A proposito di questo fatto, il più clamoroso, forse, fra quanti ne vennero addebitati agli Ebrei, ci piace riportare quanto scriveva il dottissimo [Francerco Gar], negli Annali del Principato Ecclesiastico di Trento, da lui annotati dall'anno 1022 al 1540, compilati sui documenti da Francesco Felice degli Alberti, vescovo e principe, Trento 1860.
“Noi abbiamo creduto debito nostro di riferire fedelmente ciò che l'Annalista Alberti, canonico e poi vescovo di Trento, registrava, intorno questa orribile tragedia, della quale dai fanatici si sarebbe tentata la ripetizione anche ai dì nostri (alludesi al processo di Badia di cui parleremo più sotto), se a tali feroci delirii non avessero posto freno la voce della ragione e il sentimento dell'umanità.”
A mostrare come tutto quel processo non meriti fede, diremo soltanto come fra le pretese confessioni estorte agli Ebrei dalla tortura siavi anche questa, che essi nell'uccidere il fanciullo pronunziassero queste parole: Tolle Jesse misrà elle parichief elle passussen pegnalem che avrebbero dovuto significare: “Noi facciamo morire questi della morte di Gesù Dio dei Nazareni, che è nullità; così si perdano i nostri nemici per sempre.” Ora, malgrado l'istituzione ordinata da Clemente V di cattedre di lingua ebraica, questa lingua nel 1475, era ancora assai poco conosciuta dai Cristiani, sicchè quelle parole dovettero essere inventate a capriccio mentre è certo che non appartengono nè alla lingua ebraica nè a nessuna delle lingue parlate nel Trentino.

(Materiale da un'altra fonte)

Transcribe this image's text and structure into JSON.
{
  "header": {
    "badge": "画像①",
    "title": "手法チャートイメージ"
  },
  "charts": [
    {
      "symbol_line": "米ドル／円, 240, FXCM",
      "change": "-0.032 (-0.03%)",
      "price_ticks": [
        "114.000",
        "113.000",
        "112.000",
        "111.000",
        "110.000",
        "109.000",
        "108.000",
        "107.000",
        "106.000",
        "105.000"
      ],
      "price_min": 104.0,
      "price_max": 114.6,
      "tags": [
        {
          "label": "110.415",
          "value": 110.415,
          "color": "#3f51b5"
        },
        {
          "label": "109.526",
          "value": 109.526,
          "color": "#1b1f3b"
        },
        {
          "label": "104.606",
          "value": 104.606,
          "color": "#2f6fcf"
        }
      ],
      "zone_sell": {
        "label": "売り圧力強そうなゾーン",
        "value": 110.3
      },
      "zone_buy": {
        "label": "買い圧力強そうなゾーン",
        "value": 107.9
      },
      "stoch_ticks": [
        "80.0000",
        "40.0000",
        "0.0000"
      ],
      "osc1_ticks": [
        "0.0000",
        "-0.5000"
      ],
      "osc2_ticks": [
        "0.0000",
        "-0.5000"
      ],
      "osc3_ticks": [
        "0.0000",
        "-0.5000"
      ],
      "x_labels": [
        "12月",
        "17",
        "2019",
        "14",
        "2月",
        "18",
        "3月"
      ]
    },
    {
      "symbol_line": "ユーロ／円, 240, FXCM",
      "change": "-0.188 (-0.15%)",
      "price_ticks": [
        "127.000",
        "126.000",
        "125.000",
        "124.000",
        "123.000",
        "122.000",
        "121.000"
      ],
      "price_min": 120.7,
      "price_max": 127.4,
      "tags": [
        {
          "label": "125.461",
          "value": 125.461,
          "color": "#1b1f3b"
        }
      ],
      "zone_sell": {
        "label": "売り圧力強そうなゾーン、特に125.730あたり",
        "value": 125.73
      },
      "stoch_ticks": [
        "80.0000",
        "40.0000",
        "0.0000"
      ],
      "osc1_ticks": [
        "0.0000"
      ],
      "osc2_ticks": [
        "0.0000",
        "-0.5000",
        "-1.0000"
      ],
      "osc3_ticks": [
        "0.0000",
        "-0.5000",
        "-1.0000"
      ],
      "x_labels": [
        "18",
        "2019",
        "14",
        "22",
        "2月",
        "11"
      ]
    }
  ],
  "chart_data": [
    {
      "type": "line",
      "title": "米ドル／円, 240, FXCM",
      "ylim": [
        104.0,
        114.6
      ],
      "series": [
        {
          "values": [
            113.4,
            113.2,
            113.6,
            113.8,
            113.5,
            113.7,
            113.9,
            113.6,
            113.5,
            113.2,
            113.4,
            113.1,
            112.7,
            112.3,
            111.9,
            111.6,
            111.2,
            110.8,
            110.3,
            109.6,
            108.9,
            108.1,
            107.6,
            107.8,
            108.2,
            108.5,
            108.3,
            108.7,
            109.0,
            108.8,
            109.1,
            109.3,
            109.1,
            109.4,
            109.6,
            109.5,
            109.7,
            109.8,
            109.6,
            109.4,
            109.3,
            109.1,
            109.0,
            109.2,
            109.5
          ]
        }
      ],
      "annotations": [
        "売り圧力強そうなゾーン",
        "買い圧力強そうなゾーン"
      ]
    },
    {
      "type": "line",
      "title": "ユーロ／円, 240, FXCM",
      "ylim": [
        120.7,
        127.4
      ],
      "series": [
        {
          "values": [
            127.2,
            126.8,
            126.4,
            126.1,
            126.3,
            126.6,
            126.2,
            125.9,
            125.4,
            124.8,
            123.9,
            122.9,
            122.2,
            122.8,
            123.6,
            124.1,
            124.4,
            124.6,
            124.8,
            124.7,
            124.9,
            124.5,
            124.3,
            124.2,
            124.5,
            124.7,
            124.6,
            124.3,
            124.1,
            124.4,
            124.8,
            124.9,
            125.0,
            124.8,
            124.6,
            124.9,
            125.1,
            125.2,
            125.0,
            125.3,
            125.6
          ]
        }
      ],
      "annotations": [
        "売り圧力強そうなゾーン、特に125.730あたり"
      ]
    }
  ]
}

Del resto questo processo sembrò dubbio anche ai contemporanei. Quando col pretesto del fatto di Trento alcuni predicatori vollero suscitare la plebe a fare man bassa sugli Ebrei, anche nel territorio della Repubblica veneta, il Doge e il Senato per reprimere lo scandalo ordinarono ai magistrati di Padova di trattare gli Ebrei come gli altri sudditi, e impedire ogni violenza, perchè quell'accusa sembrava loro una calunnia inventata ad arte per certi fini, che il Senato non voleva indagare. (Ordinanza del Doge Pietro Mocenigo in data 22 aprile 1475).